Pursuant to that second determination, FDR asked Bernard Baruch to ramrod the mobilization, but Baruch demurred on grounds of age, proposing instead two names. Bill Knudsen, and Bill Knudsen (who, after quitting Ford, had built Chevrolet into a powerhouse part of GM). FDR asked Knudsen how long a lead time he needed to prepare, and he replied 18 months. Which is suspiciously close to the time between June 1940 and December 1941 . . .
Pursuant to that third determination, FDR sent some supplies initially earmarked for Britain to the USSR.
The upshot of these decisions was that at the time of Pearl Harbor, the US had little military inventory on hand - but quickly became the logistical powerhouse of WWII.
Hitler had kept his U-boats on a tight leash to keep the US out of the war, and they sank hundreds of merchantmen in the first nine months after the declaration of war. The US, and Britain, were desperately short of destroyers.
Thanks. Downloaded a YouTube version and ordered the book from the library.
Another good book is Freedom's Forge: How American Business Produced Victory in World War II
Lots of examples of U.S. Can Do attitude and ingenuity. Just one example of that last - it took the Swedes four hours to create a 40MM barrel for the Bofors AA using the traditional rifling method. We instituted broach rifling and turned one out ever 15 minutes.
The Soviet Union could have been easily defeated, had Hitler had more of a “Divide and Conquer” approach. There were many Russians would would have fought for the Nazis, if it got rid of the Bolsheviks, but Hitler figured (and probably rightfully so), that he’d ultimately have to fight those Russians as well down the road.
Note: On the Réaumur thermometer, water freezes at 0° and boils at 80°. So, it's like Celsius, except the degrees are 25% bigger.
You'll see that Hanson is properly respectful of every aspect of the US's prolific production prowess.
Be aware, though, that rather than being a detailed blow-by-blow description, Hanson's magnificent work is a component-by-component analysis, comparison, and synthesis: truly the Big Picture--strategy over tactics. I've seldom read a book that captured more of the essence of its subject. It is, I think, destined to become the final word.
Ahhhh. So much clearer now
Thank you for your service and god bless your mom and dad.
Bonemaker
USAF 1963-1984.
And you too, Bonemaker.
The Danish film Land of Mine deals with teenage German POWs clearing landmines in Denmark in the spring and summer of 1945.
Bkmk
Your argument has many merits, and is even partly valid, but I respectfully disagree with the assertion that Hitler's failure to take Moscow was a decisive mistake.
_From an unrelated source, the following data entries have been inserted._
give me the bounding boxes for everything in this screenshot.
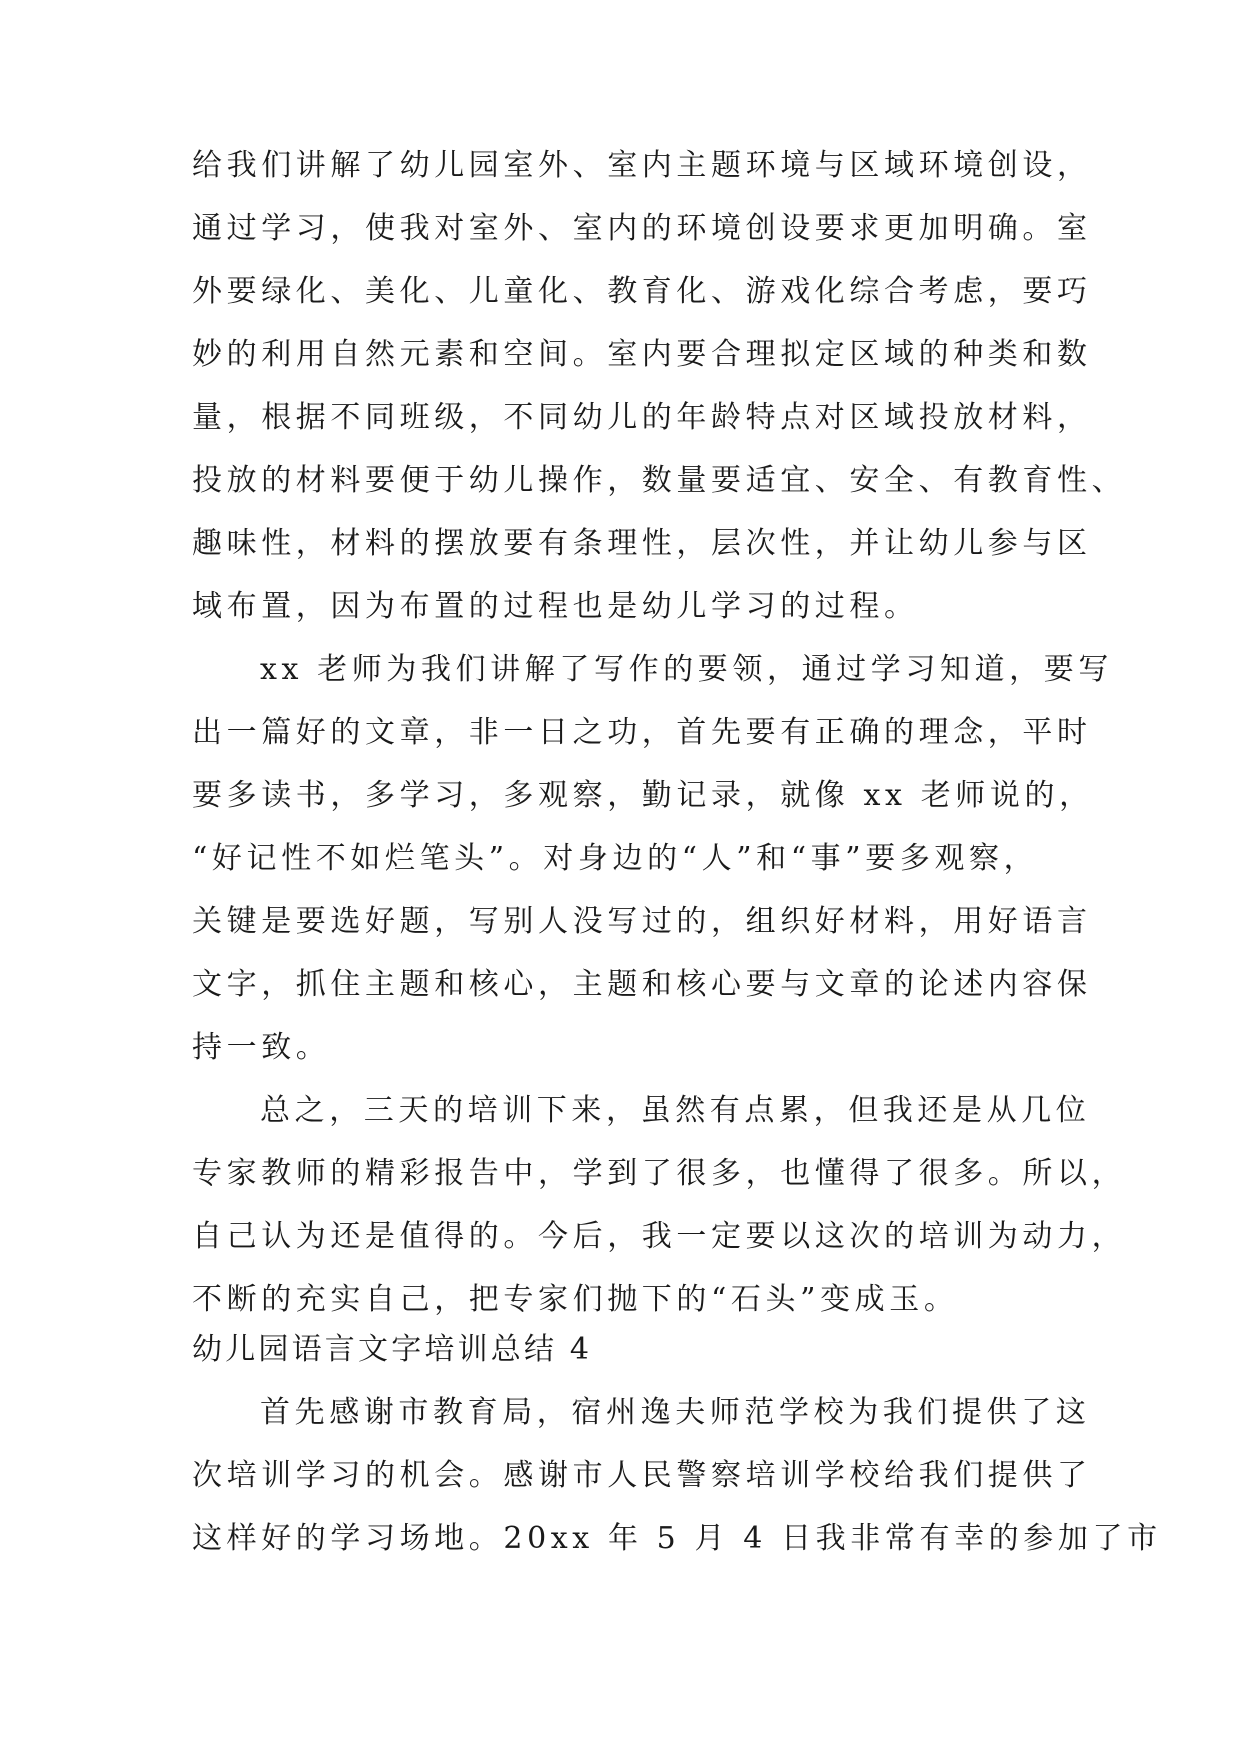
paragraph-writing-tips <box>192 638 1113 1079</box>
paragraph-line: 通过学习，使我对室外、室内的环境创设要求更加明确。室 <box>192 211 1092 246</box>
paragraph-line: 自己认为还是值得的。今后，我一定要以这次的培训为动力， <box>192 1219 1127 1254</box>
paragraph-line: 这样好的学习场地。20xx 年 5 月 4 日我非常有幸的参加了市 <box>192 1521 1162 1556</box>
paragraph-line: 妙的利用自然元素和空间。室内要合理拟定区域的种类和数 <box>192 337 1092 372</box>
paragraph-line: 域布置，因为布置的过程也是幼儿学习的过程。 <box>192 589 919 624</box>
paragraph-line: 趣味性，材料的摆放要有条理性，层次性，并让幼儿参与区 <box>192 526 1092 561</box>
paragraph-line: 专家教师的精彩报告中，学到了很多，也懂得了很多。所以， <box>192 1156 1127 1191</box>
paragraph-conclusion <box>192 1079 1127 1331</box>
paragraph-line: 投放的材料要便于幼儿操作，数量要适宜、安全、有教育性、 <box>192 463 1127 498</box>
section-heading: 幼儿园语言文字培训总结 4 <box>192 1332 593 1367</box>
paragraph-line: 量，根据不同班级，不同幼儿的年龄特点对区域投放材料， <box>192 400 1092 435</box>
paragraph-line: 文字，抓住主题和核心，主题和核心要与文章的论述内容保 <box>192 967 1092 1002</box>
paragraph-line: 要多读书，多学习，多观察，勤记录，就像 xx 老师说的， <box>192 778 1094 813</box>
paragraph-line: “好记性不如烂笔头”。对身边的“人”和“事”要多观察， <box>192 841 1039 876</box>
paragraph-line: 出一篇好的文章，非一日之功，首先要有正确的理念，平时 <box>192 715 1092 750</box>
paragraph-line: 不断的充实自己，把专家们抛下的“石头”变成玉。 <box>192 1282 959 1317</box>
paragraph-line: 给我们讲解了幼儿园室外、室内主题环境与区域环境创设， <box>192 148 1092 183</box>
paragraph-line: 持一致。 <box>192 1030 331 1065</box>
paragraph-line: 关键是要选好题，写别人没写过的，组织好材料，用好语言 <box>192 904 1092 939</box>
paragraph-line: 外要绿化、美化、儿童化、教育化、游戏化综合考虑，要巧 <box>192 274 1092 309</box>
paragraph-environment-creation <box>192 134 1127 638</box>
paragraph-line: 总之，三天的培训下来，虽然有点累，但我还是从几位 <box>260 1093 1091 1128</box>
paragraph-line: 首先感谢市教育局，宿州逸夫师范学校为我们提供了这 <box>260 1395 1091 1430</box>
paragraph-line: xx 老师为我们讲解了写作的要领，通过学习知道，要写 <box>260 652 1113 687</box>
paragraph-acknowledgement <box>192 1381 1162 1570</box>
paragraph-line: 次培训学习的机会。感谢市人民警察培训学校给我们提供了 <box>192 1458 1092 1493</box>
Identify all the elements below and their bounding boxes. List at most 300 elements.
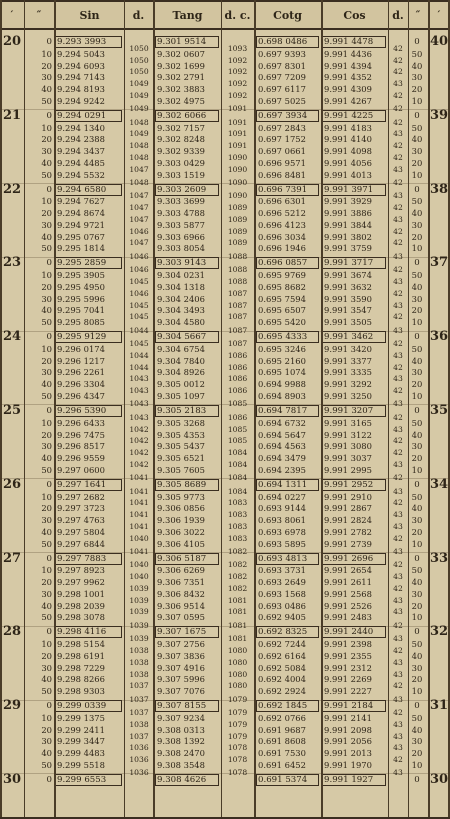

Losing Moscow would have been a major psychological blow to the Soviets, and Moscow was a logistical nexus, as you state. But if the Soviet leadership had had to abandon Moscow (and they were poised to do just that - with Stalin even pacing back and forth on the train platform at one point [when the Germans were within kms of the capital]), they would have first razed it to the ground, so that it would have been of little use to the German war effort (see the destruction of Moscow of 1812, just before Napoleon's "Grand Army" entered the city). The Soviets could have then continued the war from some eastern province (the U.S.S.R. was vast), and Hitler's supply lines were already overextended - meaning that he could have not continued pursuing them.
I will agree that Hitler's dithering on the issue of Moscow was a drain on German resources, which should have all been thrown into the fight to capture the oil fields to the South.